Source: The Hitavada      Date: 23 Mar 2018 10:13:16


By Radhika Bhirani,

In a pair of ripped denims, a tucked-in bright round neck t-shirt, hair tied in a simple and neat ponytail and a pair of white sneakers, Rani Mukerji looks far from 40.

As she entered a new decade of life recently, the actress, who is coming back to the big screen after a hiatus of four years with Hichki, says she hopes to do more movies and wants to cherish the foundation years of her two-year-old daughter Adira with husband and filmmaker Aditya Chopra.
“I want to treat my 40 as my 20. And I want to do a lot of work... More and more movies. I want to enjoy bringing up Adira. It is going to be the most important years of her life, so I think it’s going to be a really really nice decade,” Rani told IANS recently.

The movie, directed by Siddharth P Malhotra, is about Naina Mathur, who has a nervous system disorder, Tourette Syndrome, that forces an individual to make involuntary repetitive movements or sounds. The film’s narrative focuses on turning disadvantages into opportunities.

In a way, it takes forward Rani’s knack for taking up roles which let the story take forefront over her stardom.
“Because for me, the story is that connect... Stories that are human, which have a strong emotional connect or the stories that connect with me or resonate with me as a person.

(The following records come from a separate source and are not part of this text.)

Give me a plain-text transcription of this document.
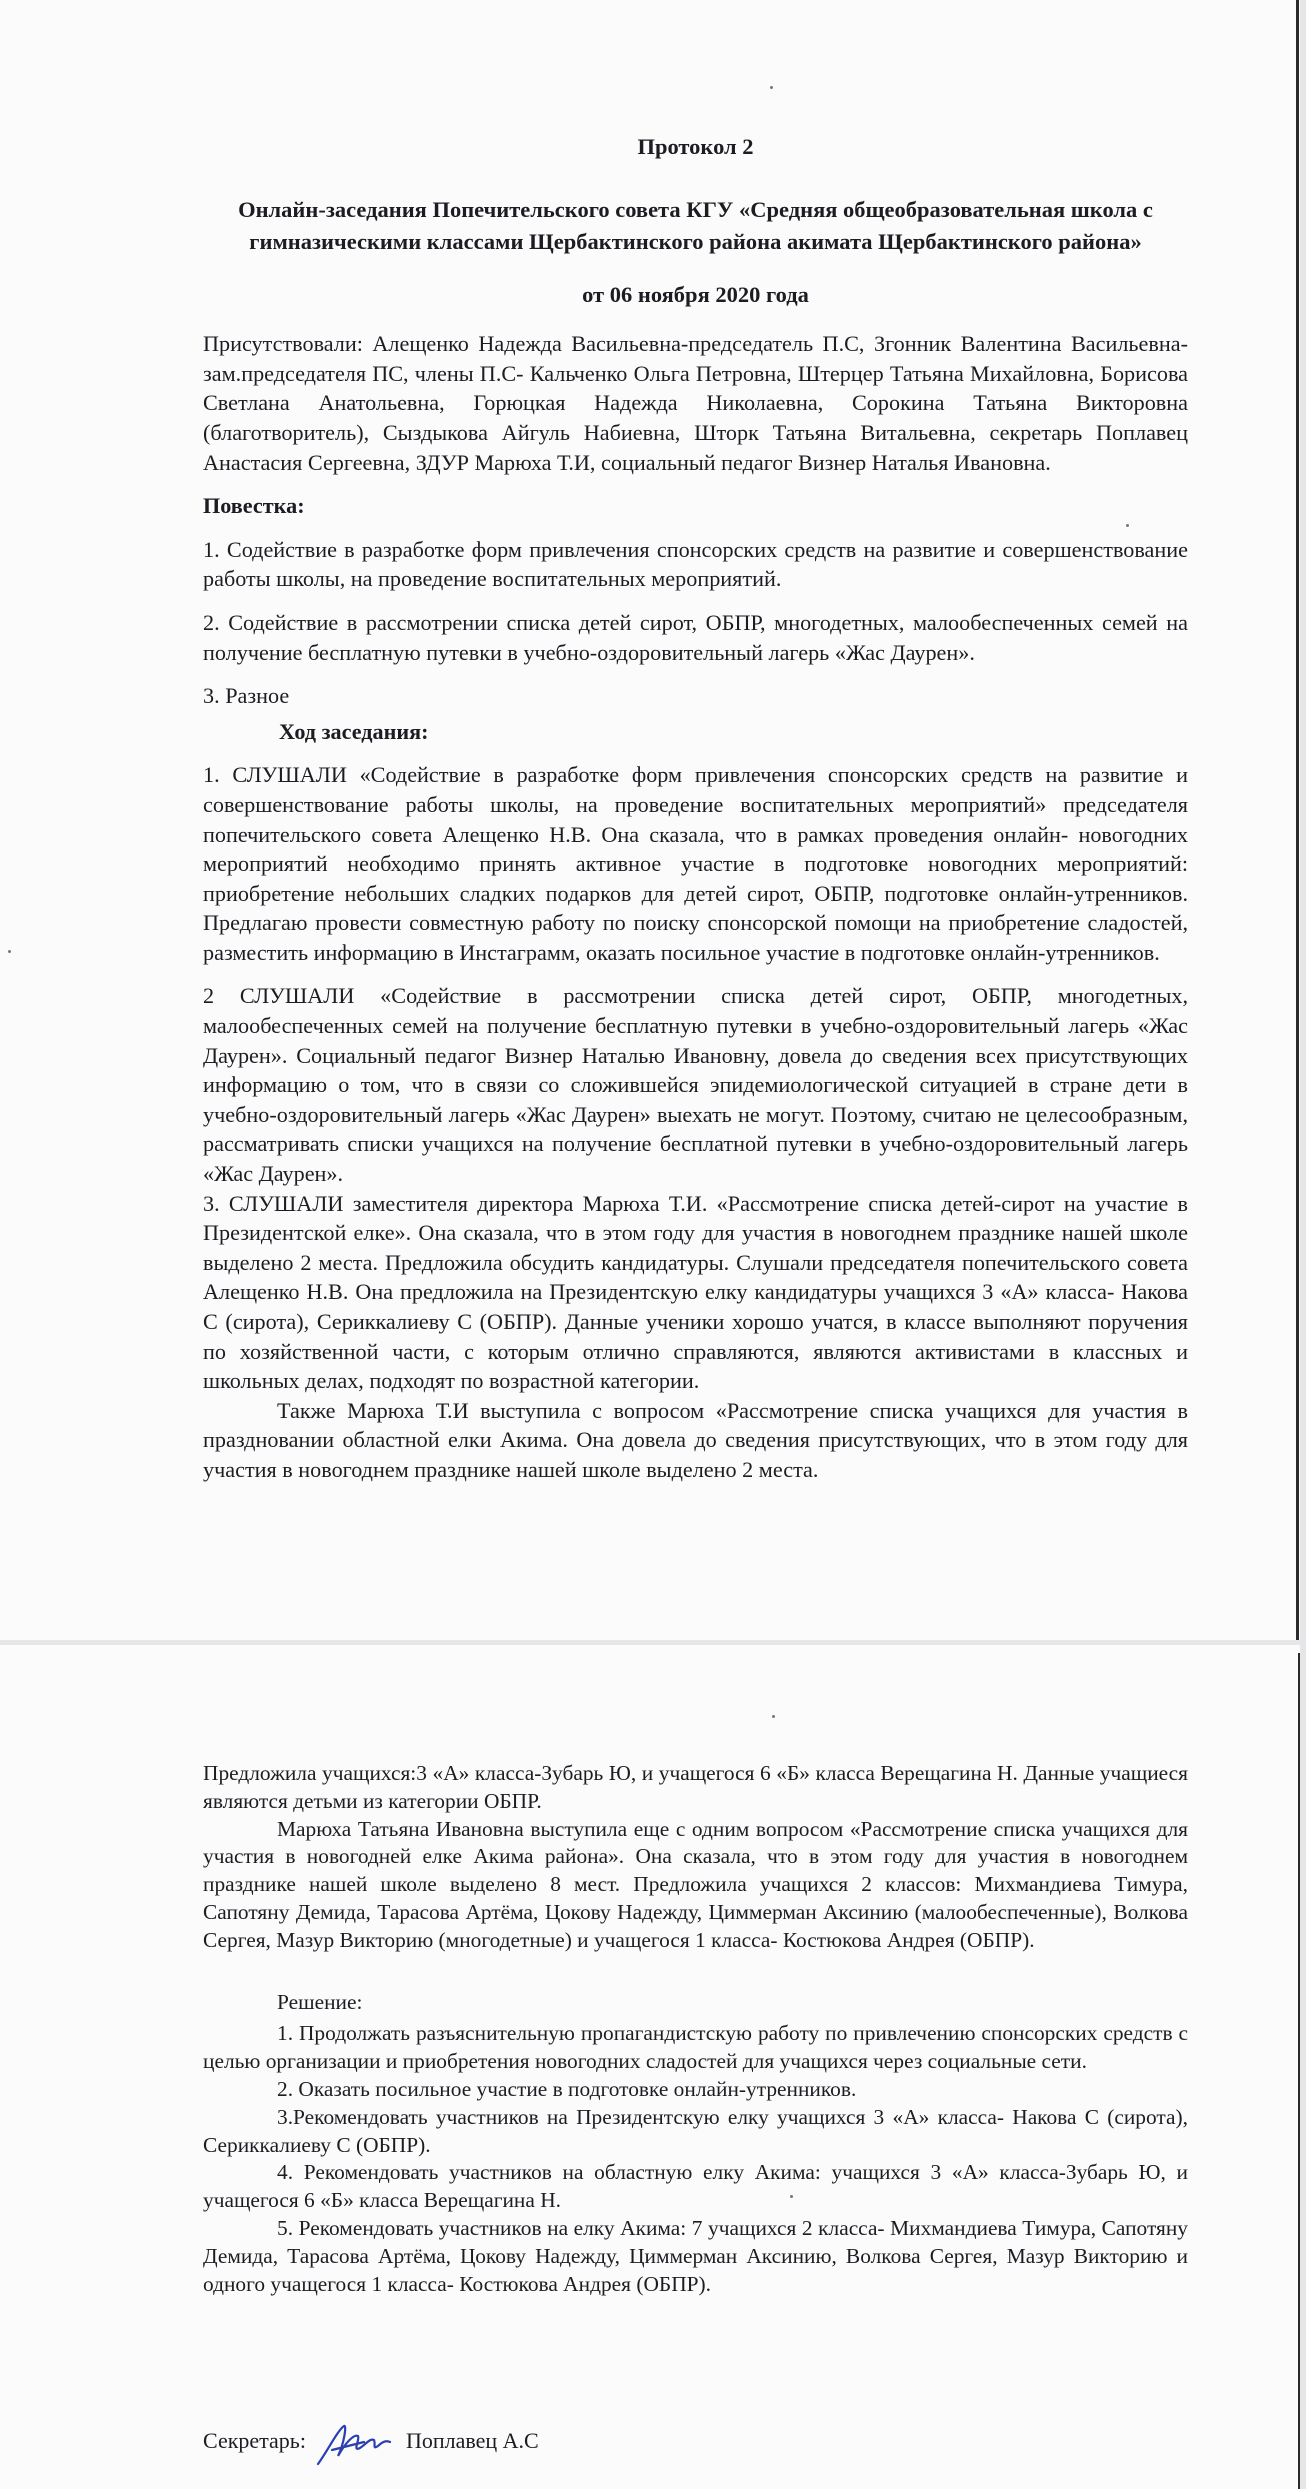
Протокол 2

Онлайн-заседания Попечительского совета КГУ «Средняя общеобразовательная школа с гимназическими классами Щербактинского района акимата Щербактинского района»

от 06 ноября 2020 года

Присутствовали: Алещенко Надежда Васильевна-председатель П.С, Згонник Валентина Васильевна-зам.председателя ПС, члены П.С- Кальченко Ольга Петровна, Штерцер Татьяна Михайловна, Борисова Светлана Анатольевна, Горюцкая Надежда Николаевна, Сорокина Татьяна Викторовна (благотворитель), Сыздыкова Айгуль Набиевна, Шторк Татьяна Витальевна, секретарь Поплавец Анастасия Сергеевна, ЗДУР Марюха Т.И, социальный педагог Визнер Наталья Ивановна.

Повестка:

1. Содействие в разработке форм привлечения спонсорских средств на развитие и совершенствование работы школы, на проведение воспитательных мероприятий.

2. Содействие в рассмотрении списка детей сирот, ОБПР, многодетных, малообеспеченных семей на получение бесплатную путевки в учебно-оздоровительный лагерь «Жас Даурен».

3. Разное

Ход заседания:

1. СЛУШАЛИ «Содействие в разработке форм привлечения спонсорских средств на развитие и совершенствование работы школы, на проведение воспитательных мероприятий» председателя попечительского совета Алещенко Н.В. Она сказала, что в рамках проведения онлайн- новогодних мероприятий необходимо принять активное участие в подготовке новогодних мероприятий: приобретение небольших сладких подарков для детей сирот, ОБПР, подготовке онлайн-утренников. Предлагаю провести совместную работу по поиску спонсорской помощи на приобретение сладостей, разместить информацию в Инстаграмм, оказать посильное участие в подготовке онлайн-утренников.

2 СЛУШАЛИ «Содействие в рассмотрении списка детей сирот, ОБПР, многодетных, малообеспеченных семей на получение бесплатную путевки в учебно-оздоровительный лагерь «Жас Даурен». Социальный педагог Визнер Наталью Ивановну, довела до сведения всех присутствующих информацию о том, что в связи со сложившейся эпидемиологической ситуацией в стране дети в учебно-оздоровительный лагерь «Жас Даурен» выехать не могут. Поэтому, считаю не целесообразным, рассматривать списки учащихся на получение бесплатной путевки в учебно-оздоровительный лагерь «Жас Даурен».

3. СЛУШАЛИ заместителя директора Марюха Т.И. «Рассмотрение списка детей-сирот на участие в Президентской елке». Она сказала, что в этом году для участия в новогоднем празднике нашей школе выделено 2 места. Предложила обсудить кандидатуры. Слушали председателя попечительского совета Алещенко Н.В. Она предложила на Президентскую елку кандидатуры учащихся 3 «А» класса- Накова С (сирота), Сериккалиеву С (ОБПР). Данные ученики хорошо учатся, в классе выполняют поручения по хозяйственной части, с которым отлично справляются, являются активистами в классных и школьных делах, подходят по возрастной категории.

Также Марюха Т.И выступила с вопросом «Рассмотрение списка учащихся для участия в праздновании областной елки Акима. Она довела до сведения присутствующих, что в этом году для участия в новогоднем празднике нашей школе выделено 2 места.

Предложила учащихся:3 «А» класса-Зубарь Ю, и учащегося 6 «Б» класса Верещагина Н. Данные учащиеся являются детьми из категории ОБПР.

Марюха Татьяна Ивановна выступила еще с одним вопросом «Рассмотрение списка учащихся для участия в новогодней елке Акима района». Она сказала, что в этом году для участия в новогоднем празднике нашей школе выделено 8 мест. Предложила учащихся 2 классов: Михмандиева Тимура, Сапотяну Демида, Тарасова Артёма, Цокову Надежду, Циммерман Аксинию (малообеспеченные), Волкова Сергея, Мазур Викторию (многодетные) и учащегося 1 класса- Костюкова Андрея (ОБПР).

Решение:

1. Продолжать разъяснительную пропагандистскую работу по привлечению спонсорских средств с целью организации и приобретения новогодних сладостей для учащихся через социальные сети.

2. Оказать посильное участие в подготовке онлайн-утренников.

3.Рекомендовать участников на Президентскую елку учащихся 3 «А» класса- Накова С (сирота), Сериккалиеву С (ОБПР).

4. Рекомендовать участников на областную елку Акима: учащихся 3 «А» класса-Зубарь Ю, и учащегося 6 «Б» класса Верещагина Н.

5. Рекомендовать участников на елку Акима: 7 учащихся 2 класса- Михмандиева Тимура, Сапотяну Демида, Тарасова Артёма, Цокову Надежду, Циммерман Аксинию, Волкова Сергея, Мазур Викторию и одного учащегося 1 класса- Костюкова Андрея (ОБПР).

Секретарь:	Поплавец А.С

I give more precedence to that.

“For me, it is important that the audience connects with the story or storyline, and when they connect with it, they connect with me and the character as well,” she said.
In the past decade, Rani’s filmography is mostly laced by projects like Dil Bole Hadippa!, No One Killed Jessica, Aiyyaa and Mardaani, where the woman carries the most weight of the film on her shoulders -- a rare but gradually visible shift in Indian cinema.

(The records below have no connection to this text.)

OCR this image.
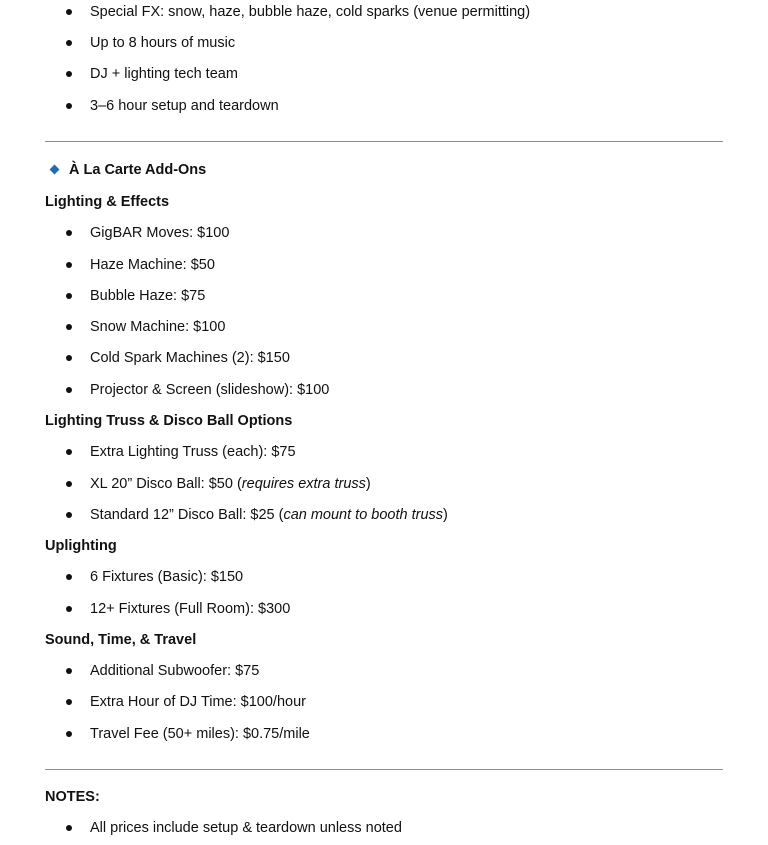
Special FX: snow, haze, bubble haze, cold sparks (venue permitting)
Up to 8 hours of music
DJ + lighting tech team
3–6 hour setup and teardown
À La Carte Add-Ons
Lighting & Effects
GigBAR Moves: $100
Haze Machine: $50
Bubble Haze: $75
Snow Machine: $100
Cold Spark Machines (2): $150
Projector & Screen (slideshow): $100
Lighting Truss & Disco Ball Options
Extra Lighting Truss (each): $75
XL 20” Disco Ball: $50 (requires extra truss)
Standard 12” Disco Ball: $25 (can mount to booth truss)
Uplighting
6 Fixtures (Basic): $150
12+ Fixtures (Full Room): $300
Sound, Time, & Travel
Additional Subwoofer: $75
Extra Hour of DJ Time: $100/hour
Travel Fee (50+ miles): $0.75/mile
NOTES:
All prices include setup & teardown unless noted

Does she find it empowering?
“It’s scary,” she said, laughing, and then explained: “Because you have the whole film on your shoulders and it’s quite a heavyweight... But empowering, yes, as for me, it’s not important about the gender issues here that it’s a male protagonist or female protagonist. I think it’s about the story. It’s about how well can you carry forward the story, how well you are able to carry the story on your shoulders.
“That’s what is more important. Whether a male protagonist plays the role or I am playing my role as a female, it’s secondary.”

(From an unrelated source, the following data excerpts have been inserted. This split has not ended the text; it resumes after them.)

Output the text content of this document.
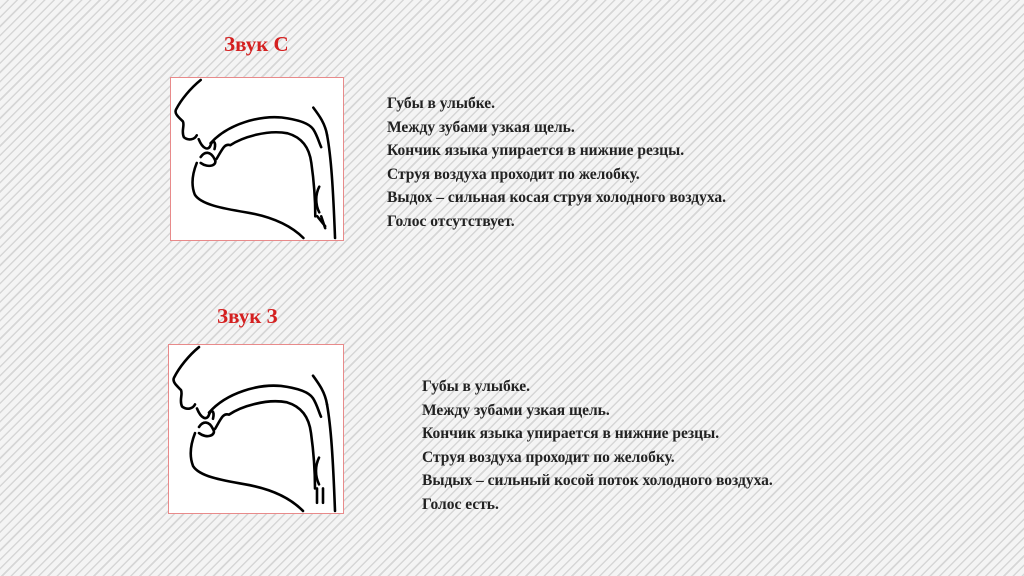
Звук С
Губы в улыбке.
Между зубами узкая щель.
Кончик языка упирается в нижние резцы.
Струя воздуха проходит по желобку.
Выдох – сильная косая струя холодного воздуха.
Голос отсутствует.
Звук З
Губы в улыбке.
Между зубами узкая щель.
Кончик языка упирается в нижние резцы.
Струя воздуха проходит по желобку.
Выдых – сильный косой поток холодного воздуха.
Голос есть.
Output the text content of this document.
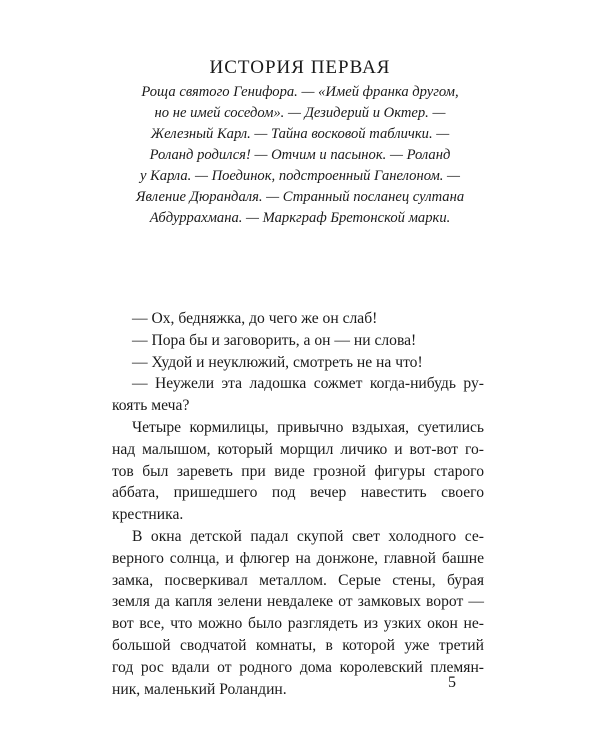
ИСТОРИЯ ПЕРВАЯ
Роща святого Генифора. — «Имей франка другом,
но не имей соседом». — Дезидерий и Октер. —
Железный Карл. — Тайна восковой таблички. —
Роланд родился! — Отчим и пасынок. — Роланд
у Карла. — Поединок, подстроенный Ганелоном. —
Явление Дюрандаля. — Странный посланец султана
Абдуррахмана. — Маркграф Бретонской марки.
— Ох, бедняжка, до чего же он слаб!
— Пора бы и заговорить, а он — ни слова!
— Худой и неуклюжий, смотреть не на что!
— Неужели эта ладошка сожмет когда-нибудь ру-
коять меча?
Четыре кормилицы, привычно вздыхая, суетились
над малышом, который морщил личико и вот-вот го-
тов был зареветь при виде грозной фигуры старого
аббата, пришедшего под вечер навестить своего
крестника.
В окна детской падал скупой свет холодного се-
верного солнца, и флюгер на донжоне, главной башне
замка, посверкивал металлом. Серые стены, бурая
земля да капля зелени невдалеке от замковых ворот —
вот все, что можно было разглядеть из узких окон не-
большой сводчатой комнаты, в которой уже третий
год рос вдали от родного дома королевский племян-
ник, маленький Роландин.	5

The fact that Hichki is actually based on the true story of a man named Brad Cohen -- an American motivational speaker and educator -- proves Rani’s point.
She hopes the movie resonates with the audience. “Please pray Hichki is a hit because only that will give me more incentive and empowerment to probably come back and do more films,” said the actress, who felt “great” about facing the camera after taking a break for marriage and motherhood.

Now she wants to face the camera more often. “I was so consumed with motherhood that I thought I might just say Hichki and that’s it. But I think I was born to be an actor and it is just something I love doing.”
Is there a sense of change in the kind of scripts she wants to pursue now?

“Not really, because I have always looked for special roles and special scripts that bring a change in my life emotionally. It will continue to be so because I have always connected to stories which have a deep and strong emotional connect and I think I will always be connected to those kind of scripts.”
Directed by Siddharth P Malhotra, Hichki will release on Friday.